Mira a cada uno sin desviar la mirada, sin cambiar el gesto. Y piensa… o más
bien deja de pensar. Cien imágenes de incertidumbre cruzan su mente. “Creo que
otra vez mañana regresaré a pié del trabajo” recapitula.
—
Qué onda, brother, coopera pa´la banda, ¿no? –le aborda un chamaco de apenas
unos 17, de barba escasa y facha de rapero venido a menos. Otros dos se apostan
a cada lado del hombre. El líder, lo mira de arriba a abajo… fija su atención
en la bolsa de papel revolución y después cruza mirada con la víctima. Y dice:
—
Este prángana no trae nada, más que su bolsa de pan.
El
malandro mayor saca una navaja de su bolsa, al accionar el resorte, la punta
coloca su filo al ras de la bolsa…
¿Por
qué no nos repartimos el pan, bro…?
El
hombre no quita la vista del líder. Recapitula y piensa sin pensar. Enumera,
hace cuentas. Al filo de sus ojos ve a dos chavos apostados junto a él. Aparta
sin percibirlo, lento e invisible, la bolsa de ese metal frío. Espera unos
segundos y repiensa la respuesta…
—
Les puedo dar el bolillo… lo demás es de mis hijos.
El
silencio regresa por instantes muy densos. La navaja se acerca, la bolsa se
separa, lenta e imperceptible. Las miradas se cruzan, sin palabras, sin nada.
Cien imágenes retro giran como flashes en las mentes de los pandilleros.
El
diecisieteañero barba-escasa corta el momento. Revira las miradas del líder y
del hombre, mientras toma la mano de su amigo, le quita el arma blanca y guarda
el filo en su cacha, la navaja en el bolsillo. Coloca las manos en los hombros
de ellos y termina el letargo:
—
Déjalo mano –le increpa al compañero mientras recupera el mirar del portador de
la bolsa.
— Llégale y pórtate bien –le dice.
Ellos
le abren paso.
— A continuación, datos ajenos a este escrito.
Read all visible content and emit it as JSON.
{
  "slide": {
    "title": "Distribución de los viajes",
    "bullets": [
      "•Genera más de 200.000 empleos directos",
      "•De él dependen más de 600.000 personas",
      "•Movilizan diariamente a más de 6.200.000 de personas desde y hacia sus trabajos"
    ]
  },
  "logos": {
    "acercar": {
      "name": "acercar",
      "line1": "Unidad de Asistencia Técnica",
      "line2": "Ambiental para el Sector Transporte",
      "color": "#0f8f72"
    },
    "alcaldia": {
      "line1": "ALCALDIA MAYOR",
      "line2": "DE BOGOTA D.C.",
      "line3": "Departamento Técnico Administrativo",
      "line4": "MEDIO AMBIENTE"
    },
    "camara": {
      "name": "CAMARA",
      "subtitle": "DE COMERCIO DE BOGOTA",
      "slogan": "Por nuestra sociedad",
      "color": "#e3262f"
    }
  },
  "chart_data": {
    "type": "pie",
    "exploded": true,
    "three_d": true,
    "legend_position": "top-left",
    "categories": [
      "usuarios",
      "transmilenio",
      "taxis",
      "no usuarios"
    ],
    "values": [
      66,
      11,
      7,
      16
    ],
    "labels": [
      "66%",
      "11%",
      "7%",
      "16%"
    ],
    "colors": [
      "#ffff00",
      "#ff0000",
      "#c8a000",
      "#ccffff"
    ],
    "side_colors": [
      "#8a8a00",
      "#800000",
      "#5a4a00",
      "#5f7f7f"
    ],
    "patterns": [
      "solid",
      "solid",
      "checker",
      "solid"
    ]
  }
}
El hombre camina lento, sin ofrecer respuesta. Tan sólo un
“buenas noches” murmurado entre dientes. Se retira por la calle como se va la
tarde, silencioso y sombrío. Nadie se dice nada. Los cuatro sedentarios se
sientan en la banqueta y se convierten en colores de la noche, esperando a los
“clientes”.
El
hombre llega a casa. Mariel le sonreirá mientras la apronta un beso, apagarán
la Tele y platicarán de cosas que hicieron en el día: de la escuela, de amigos,
de tareas cumplidas, del futuro. Tal vez de héroes, pero no de malandros.